Marinade – no summer grill party without herbs and spices

Posted on 3 min read

With summer just around the corner, the barbeque season is about to start. There is a particular sense of joy in spending time outdoors. The food is sizzling on a grill, inviting friends and family to join the feast.

Yet, barbeques would certainly lack in variety if not for marinades.

Marinades just take a few minutes of your time and are not only great to tenderise meat. Spices and herbs infuse marinated meat with flavours. Moreover, marinades prevent the formation of cancer-causing free radicals when meat is cooked at high heat.

Let’s try a marinade from the land of BBQ

One of the most delicious yet not-so-common recipes comes from Australia, the land of barbecue.

Use a food processor to blitz 1 yellow onion, 70 g / 1/3 cup of brown sugar, 60 ml / ¼ cup of honey, 60 ml / ¼ cup of apple cider, 2 garlic cloves, 3 teaspoons of Vegemite. (Vegemite can be replaced with Marmite or another yeast-based condiment.) Pour the mixture into a roasting tin and add 500 ml / 2 cups of apple cider.

This marinade works perfectly with pork ribs. So add the ribs into the tin and coat them thoroughly. Leave to marinate for 30 minutes. Cover the tin with foil and roast for up to 1 hour at 180 C / 360 F. Then remove the foil, turn the ribs over and cook for another hour until tender. Once ready, remove the ribs from the tin, drain and reserve the juices with the marinade.

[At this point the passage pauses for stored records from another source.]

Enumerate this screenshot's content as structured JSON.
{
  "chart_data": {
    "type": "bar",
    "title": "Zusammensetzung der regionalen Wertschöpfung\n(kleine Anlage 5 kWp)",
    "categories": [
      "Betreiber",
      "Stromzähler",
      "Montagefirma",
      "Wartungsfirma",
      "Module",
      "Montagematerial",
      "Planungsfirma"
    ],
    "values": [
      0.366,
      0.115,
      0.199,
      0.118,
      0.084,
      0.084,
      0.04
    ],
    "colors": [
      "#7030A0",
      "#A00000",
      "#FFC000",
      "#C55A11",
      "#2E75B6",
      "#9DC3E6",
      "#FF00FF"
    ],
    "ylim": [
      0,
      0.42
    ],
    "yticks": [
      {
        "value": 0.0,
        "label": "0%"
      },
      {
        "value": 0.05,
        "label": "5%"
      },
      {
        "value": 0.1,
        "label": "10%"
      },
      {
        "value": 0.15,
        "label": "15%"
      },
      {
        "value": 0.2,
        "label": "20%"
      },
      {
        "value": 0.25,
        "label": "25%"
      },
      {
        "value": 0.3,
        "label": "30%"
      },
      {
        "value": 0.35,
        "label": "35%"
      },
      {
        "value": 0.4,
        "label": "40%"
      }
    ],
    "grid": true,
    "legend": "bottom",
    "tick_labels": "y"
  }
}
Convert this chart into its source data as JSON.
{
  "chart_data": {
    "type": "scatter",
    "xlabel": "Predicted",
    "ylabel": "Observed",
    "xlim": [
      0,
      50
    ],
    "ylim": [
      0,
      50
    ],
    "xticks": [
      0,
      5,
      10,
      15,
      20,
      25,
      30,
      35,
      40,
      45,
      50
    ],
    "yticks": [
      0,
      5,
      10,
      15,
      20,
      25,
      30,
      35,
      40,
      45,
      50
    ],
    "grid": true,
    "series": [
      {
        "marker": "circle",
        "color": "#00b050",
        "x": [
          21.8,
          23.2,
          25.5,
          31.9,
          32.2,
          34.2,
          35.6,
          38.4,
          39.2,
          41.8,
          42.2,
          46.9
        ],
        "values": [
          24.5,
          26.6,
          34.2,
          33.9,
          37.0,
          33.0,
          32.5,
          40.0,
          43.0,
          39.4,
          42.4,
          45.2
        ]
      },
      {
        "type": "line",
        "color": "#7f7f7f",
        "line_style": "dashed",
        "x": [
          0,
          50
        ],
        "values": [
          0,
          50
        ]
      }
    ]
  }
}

Set the barbeque grill on medium heat and char the ribs for 3 minutes on each side.

Boil the reserved juices in a pan for 15 minutes. Once the volume is reduced, add some chili flakes and pour over the grilled ribs.

Marinades are not only for BBQs

The use of marinades in cooking is not limited to a barbeque of course. The first marinade known to humans was salty water, used to preserve meat in transportation.

The name marinade originates from the Latin word “Marina”, meaning sea. Since then, marinades have evolved so much that salty water is no longer regarded to be a marinade but rather a brine.

Today marinades contain some percentage of acidity, which affect the flesh of meat, tenderising it.

Marinades are usually used for meat, fish, chicken and soybeans products like tempeh.

A marinade that gives your healthy bowl a flavour explosion

Try this marinade for tempeh. It will turn your meal into an explosion of flavours next time you make a salad or a healthy bowl.

In a bowl, combine 60 ml / ¼ cup of tamari, 2 tbsp of rice vinegar, 2 tbsp of maple syrup, a tbsp of olive oil, a tap of sriracha and a tsp of ground black pepper.

Cut the tempeh into cubes and steam for 20 minutes. This will allow the tempeh to absorb the marinade better. Place the tempeh cubes in a roasting tin and pour the marinade over. Leave it for 30 minutes.

Preheat an oven to 200 °C / 425 °F. Transfer the tempeh cubes to a tray with some parchment paper and cook for 10 minutes.

Remove from the oven, brush with marinade from the tin where you have been marinating the tempeh earlier. Then return it to the oven for 10 more minutes.